Isis and the Taliban are Brutally Carving up Modern
Afghanistan
I have long nursed the suspicion that Taliban units,
Isis and government militias are not fighting about
religion or government at all, more about mafia
power
By Robert Fisk
February 15, 2016 "Information
Clearing House"
-
"The
Independent" -
If anyone wants to understand the shame of
Afghanistan - the yearly cull of civilians, the
beheadings, the execution by single shots, the
kidnapping of women - they have only to read the
shocking UN report just published in Kabul. It is
laced with fearful eyewitness descriptions of
brutality. Isis features in its 87 pages with its
usual depravity (in Afghanistan, of course, not in
Iraq or Syria) and the report’s statistics show
clearly that, last year, there were more civilians
killed or wounded in the country than in any year
since 2009.
In
2015 alone, 3,545 civilians were killed and 7,457
injured. Since 2009, the total civilian dead – not
soldiers, militiamen or Taliban – comes to 21,323
dead. And this, remember, is the graveyard of
empires into which we blithely trod after 9/11 on
the basis that we would not “forget” Afghanistan
again. We would see it through to the end. The
Taliban, in the words of a Canadian commander, were
“scumbags”. Our soldiers would not die in vain. And
it has come to this.
The United
Nations Assistance Mission in Afghanistan (UNAMA) is
a very professional institution. It has rigourously
examined eyewitness testament and its just-published
report contains harrowing quotations from victims of
the country’s war. In total, 62 per cent of civilian
deaths and injuries were caused by “anti-government
elements” and 17 per cent by “pro-government forces”

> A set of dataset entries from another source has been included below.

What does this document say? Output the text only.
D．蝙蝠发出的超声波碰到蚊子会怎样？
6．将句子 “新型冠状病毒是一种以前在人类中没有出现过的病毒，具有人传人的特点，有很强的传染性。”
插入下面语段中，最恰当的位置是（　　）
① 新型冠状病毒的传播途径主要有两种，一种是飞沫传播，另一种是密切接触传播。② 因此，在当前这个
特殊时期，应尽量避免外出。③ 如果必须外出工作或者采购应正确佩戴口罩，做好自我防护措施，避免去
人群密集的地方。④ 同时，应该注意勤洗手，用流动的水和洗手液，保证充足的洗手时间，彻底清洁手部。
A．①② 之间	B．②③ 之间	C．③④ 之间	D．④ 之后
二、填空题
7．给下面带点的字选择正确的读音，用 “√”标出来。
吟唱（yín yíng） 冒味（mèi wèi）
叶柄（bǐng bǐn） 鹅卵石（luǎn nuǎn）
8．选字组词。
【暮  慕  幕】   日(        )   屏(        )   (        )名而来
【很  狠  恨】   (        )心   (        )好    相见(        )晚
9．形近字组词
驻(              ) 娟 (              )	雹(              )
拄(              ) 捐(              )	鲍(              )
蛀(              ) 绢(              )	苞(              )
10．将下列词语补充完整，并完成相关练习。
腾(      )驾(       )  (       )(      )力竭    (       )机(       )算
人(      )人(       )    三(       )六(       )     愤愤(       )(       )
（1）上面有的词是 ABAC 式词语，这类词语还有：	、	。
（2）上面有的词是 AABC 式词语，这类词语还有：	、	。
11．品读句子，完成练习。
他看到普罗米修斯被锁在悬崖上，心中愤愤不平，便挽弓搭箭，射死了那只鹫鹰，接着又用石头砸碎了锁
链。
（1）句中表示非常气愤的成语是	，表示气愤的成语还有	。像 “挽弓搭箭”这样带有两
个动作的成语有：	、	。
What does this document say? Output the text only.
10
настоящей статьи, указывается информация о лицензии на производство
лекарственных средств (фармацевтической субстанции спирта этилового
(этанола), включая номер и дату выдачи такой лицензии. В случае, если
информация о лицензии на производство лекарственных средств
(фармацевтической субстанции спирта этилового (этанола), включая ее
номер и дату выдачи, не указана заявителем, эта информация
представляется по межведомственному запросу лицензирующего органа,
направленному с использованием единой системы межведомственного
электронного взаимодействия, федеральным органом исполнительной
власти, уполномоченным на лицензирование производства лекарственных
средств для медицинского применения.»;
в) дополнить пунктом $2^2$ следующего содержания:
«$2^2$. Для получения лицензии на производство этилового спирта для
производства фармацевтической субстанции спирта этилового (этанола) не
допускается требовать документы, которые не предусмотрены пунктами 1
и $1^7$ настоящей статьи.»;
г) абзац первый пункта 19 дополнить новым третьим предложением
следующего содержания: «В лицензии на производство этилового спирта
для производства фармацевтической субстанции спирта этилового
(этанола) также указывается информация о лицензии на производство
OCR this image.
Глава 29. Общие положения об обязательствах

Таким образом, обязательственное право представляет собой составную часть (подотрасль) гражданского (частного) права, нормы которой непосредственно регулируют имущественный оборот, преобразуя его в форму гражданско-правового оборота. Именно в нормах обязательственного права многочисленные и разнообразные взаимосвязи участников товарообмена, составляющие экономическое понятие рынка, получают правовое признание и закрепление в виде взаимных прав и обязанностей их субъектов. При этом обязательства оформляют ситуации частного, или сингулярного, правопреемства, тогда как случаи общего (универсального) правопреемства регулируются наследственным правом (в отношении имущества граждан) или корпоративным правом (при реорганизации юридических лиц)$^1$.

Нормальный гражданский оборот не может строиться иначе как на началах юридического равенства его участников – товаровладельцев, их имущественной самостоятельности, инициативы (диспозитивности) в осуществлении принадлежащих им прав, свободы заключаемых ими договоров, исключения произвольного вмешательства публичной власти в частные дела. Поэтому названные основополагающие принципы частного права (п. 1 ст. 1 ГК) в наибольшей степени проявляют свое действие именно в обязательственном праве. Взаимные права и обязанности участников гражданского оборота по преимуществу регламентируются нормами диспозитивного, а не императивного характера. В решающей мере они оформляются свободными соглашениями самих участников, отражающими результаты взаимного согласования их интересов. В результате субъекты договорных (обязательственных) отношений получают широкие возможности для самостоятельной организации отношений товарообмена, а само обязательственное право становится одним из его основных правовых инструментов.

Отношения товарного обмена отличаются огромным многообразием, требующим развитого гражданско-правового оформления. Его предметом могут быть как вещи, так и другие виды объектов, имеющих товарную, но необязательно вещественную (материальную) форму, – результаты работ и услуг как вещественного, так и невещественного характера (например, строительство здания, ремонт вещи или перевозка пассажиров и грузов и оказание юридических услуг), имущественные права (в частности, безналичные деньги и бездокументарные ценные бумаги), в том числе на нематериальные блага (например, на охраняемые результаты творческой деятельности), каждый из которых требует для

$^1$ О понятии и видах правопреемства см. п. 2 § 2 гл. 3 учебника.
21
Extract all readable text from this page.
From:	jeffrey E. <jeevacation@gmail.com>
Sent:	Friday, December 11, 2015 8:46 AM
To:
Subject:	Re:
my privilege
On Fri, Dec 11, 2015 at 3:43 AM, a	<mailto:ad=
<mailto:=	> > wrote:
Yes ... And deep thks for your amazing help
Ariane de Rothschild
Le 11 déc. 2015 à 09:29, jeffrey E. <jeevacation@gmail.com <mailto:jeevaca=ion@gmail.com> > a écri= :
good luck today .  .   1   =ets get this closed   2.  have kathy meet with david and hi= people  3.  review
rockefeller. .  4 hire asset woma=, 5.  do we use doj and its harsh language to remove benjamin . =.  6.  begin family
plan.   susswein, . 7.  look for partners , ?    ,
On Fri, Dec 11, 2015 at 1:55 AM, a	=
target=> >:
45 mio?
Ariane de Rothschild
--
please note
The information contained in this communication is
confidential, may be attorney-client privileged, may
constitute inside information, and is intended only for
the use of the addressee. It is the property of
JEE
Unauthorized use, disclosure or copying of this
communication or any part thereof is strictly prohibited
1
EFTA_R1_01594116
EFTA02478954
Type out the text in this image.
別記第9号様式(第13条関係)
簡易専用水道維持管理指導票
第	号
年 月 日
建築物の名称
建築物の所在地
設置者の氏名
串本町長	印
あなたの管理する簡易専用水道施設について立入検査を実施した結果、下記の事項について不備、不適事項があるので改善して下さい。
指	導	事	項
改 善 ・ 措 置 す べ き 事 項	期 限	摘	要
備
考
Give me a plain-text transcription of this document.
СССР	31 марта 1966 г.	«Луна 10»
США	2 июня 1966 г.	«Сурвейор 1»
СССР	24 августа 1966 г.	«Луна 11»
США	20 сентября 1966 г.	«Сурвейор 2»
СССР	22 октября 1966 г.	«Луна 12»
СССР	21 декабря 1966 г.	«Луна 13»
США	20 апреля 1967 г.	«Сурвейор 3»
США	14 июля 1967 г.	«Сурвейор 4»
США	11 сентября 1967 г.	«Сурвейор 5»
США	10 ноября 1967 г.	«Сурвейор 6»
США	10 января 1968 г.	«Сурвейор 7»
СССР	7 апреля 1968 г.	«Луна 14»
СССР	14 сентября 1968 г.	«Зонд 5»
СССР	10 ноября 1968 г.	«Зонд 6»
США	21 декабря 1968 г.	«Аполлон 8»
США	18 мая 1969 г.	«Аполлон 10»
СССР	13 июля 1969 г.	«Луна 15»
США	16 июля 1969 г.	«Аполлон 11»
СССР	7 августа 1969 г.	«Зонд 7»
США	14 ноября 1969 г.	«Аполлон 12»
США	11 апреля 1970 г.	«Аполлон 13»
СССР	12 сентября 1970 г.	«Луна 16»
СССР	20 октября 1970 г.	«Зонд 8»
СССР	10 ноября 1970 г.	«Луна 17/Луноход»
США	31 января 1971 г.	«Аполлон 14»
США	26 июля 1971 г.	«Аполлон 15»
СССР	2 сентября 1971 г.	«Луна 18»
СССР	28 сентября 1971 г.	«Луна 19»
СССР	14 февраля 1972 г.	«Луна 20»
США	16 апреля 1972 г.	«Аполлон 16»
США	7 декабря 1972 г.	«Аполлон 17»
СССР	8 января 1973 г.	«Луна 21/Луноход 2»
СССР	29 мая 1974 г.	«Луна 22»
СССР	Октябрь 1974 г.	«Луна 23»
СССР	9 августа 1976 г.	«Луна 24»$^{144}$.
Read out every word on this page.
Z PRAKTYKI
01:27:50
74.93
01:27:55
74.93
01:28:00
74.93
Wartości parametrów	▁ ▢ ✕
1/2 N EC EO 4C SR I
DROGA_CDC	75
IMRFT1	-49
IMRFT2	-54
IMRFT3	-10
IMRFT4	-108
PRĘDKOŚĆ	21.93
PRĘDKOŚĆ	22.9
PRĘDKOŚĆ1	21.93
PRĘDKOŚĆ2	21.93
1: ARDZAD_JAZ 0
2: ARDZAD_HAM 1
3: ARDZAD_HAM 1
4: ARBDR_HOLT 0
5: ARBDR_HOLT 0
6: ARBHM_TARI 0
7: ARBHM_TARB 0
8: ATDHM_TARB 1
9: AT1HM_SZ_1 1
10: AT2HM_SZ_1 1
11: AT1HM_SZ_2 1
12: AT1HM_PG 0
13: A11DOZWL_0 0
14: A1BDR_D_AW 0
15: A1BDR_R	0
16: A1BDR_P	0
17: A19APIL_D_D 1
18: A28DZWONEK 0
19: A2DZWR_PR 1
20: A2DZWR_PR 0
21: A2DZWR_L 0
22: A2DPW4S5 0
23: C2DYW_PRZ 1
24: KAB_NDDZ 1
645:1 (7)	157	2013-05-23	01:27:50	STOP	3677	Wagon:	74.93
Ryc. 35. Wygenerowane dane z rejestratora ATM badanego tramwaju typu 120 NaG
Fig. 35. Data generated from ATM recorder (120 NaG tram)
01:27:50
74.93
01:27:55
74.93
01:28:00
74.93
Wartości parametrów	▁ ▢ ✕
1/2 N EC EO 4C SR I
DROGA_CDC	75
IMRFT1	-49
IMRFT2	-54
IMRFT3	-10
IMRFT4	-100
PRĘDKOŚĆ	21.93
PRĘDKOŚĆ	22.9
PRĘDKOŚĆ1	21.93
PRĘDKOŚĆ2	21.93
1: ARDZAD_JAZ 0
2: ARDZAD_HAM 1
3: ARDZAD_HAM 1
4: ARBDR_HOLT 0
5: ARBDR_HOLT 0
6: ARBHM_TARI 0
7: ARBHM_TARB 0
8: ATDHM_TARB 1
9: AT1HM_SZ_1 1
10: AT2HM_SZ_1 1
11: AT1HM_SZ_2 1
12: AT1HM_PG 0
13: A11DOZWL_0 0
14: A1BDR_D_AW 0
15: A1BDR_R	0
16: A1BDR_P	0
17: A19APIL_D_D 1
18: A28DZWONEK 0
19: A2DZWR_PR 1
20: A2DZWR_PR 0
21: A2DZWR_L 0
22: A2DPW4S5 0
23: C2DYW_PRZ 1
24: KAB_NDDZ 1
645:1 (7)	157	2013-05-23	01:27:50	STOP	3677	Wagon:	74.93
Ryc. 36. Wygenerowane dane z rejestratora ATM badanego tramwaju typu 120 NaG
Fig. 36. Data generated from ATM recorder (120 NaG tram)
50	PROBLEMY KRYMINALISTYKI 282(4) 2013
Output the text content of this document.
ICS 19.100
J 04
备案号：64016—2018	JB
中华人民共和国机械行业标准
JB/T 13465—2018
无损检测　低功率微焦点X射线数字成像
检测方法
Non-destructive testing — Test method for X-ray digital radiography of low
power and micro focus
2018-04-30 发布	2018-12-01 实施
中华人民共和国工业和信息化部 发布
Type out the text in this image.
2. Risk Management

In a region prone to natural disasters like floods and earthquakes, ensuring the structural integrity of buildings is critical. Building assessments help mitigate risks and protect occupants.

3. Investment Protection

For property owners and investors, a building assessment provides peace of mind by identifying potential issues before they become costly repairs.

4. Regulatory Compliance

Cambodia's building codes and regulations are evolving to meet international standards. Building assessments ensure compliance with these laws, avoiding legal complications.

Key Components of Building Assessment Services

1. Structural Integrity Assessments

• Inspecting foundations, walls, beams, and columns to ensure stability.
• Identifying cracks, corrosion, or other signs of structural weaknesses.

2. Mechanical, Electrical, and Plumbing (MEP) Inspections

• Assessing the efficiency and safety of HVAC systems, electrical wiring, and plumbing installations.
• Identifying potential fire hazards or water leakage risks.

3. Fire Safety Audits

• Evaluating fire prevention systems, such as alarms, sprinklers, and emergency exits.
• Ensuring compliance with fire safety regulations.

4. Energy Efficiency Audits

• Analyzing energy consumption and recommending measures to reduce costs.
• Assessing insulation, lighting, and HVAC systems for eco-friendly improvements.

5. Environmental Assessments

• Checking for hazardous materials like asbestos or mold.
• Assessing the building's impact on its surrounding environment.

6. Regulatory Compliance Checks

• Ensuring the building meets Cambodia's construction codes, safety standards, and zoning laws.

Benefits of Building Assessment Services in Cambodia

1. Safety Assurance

– 14 per cent of these by the US-trained Afghan
“national security forces”. But for reality, take
this quotation from the father of a man killed by
Afghan army shelling in Wardak province:
“It was
around 8am, and we had finished breakfast at home
when I heard an explosion. When I looked out of the
window, I saw a man running towards the mosque. My
young son called to me and said that my other son
had been close to the mosque earlier... When I
arrived, I saw one injured person and many bodies.
Then I found my son. He was in the final moments
of his life…I could not even touch his body or move
him. The explosion killed eight people,,, Can you
imagine how difficult it is when your son is lying
in his own blood and you are crying for him?”
Or this
from the witness of an Afghan national army attack
in Badghis province: “We were having lunch in our
tent near the pistachio forest. We heard a
helicopter overhead so I went outside to watch it.
Suddenly, the helicopter started firing rockets...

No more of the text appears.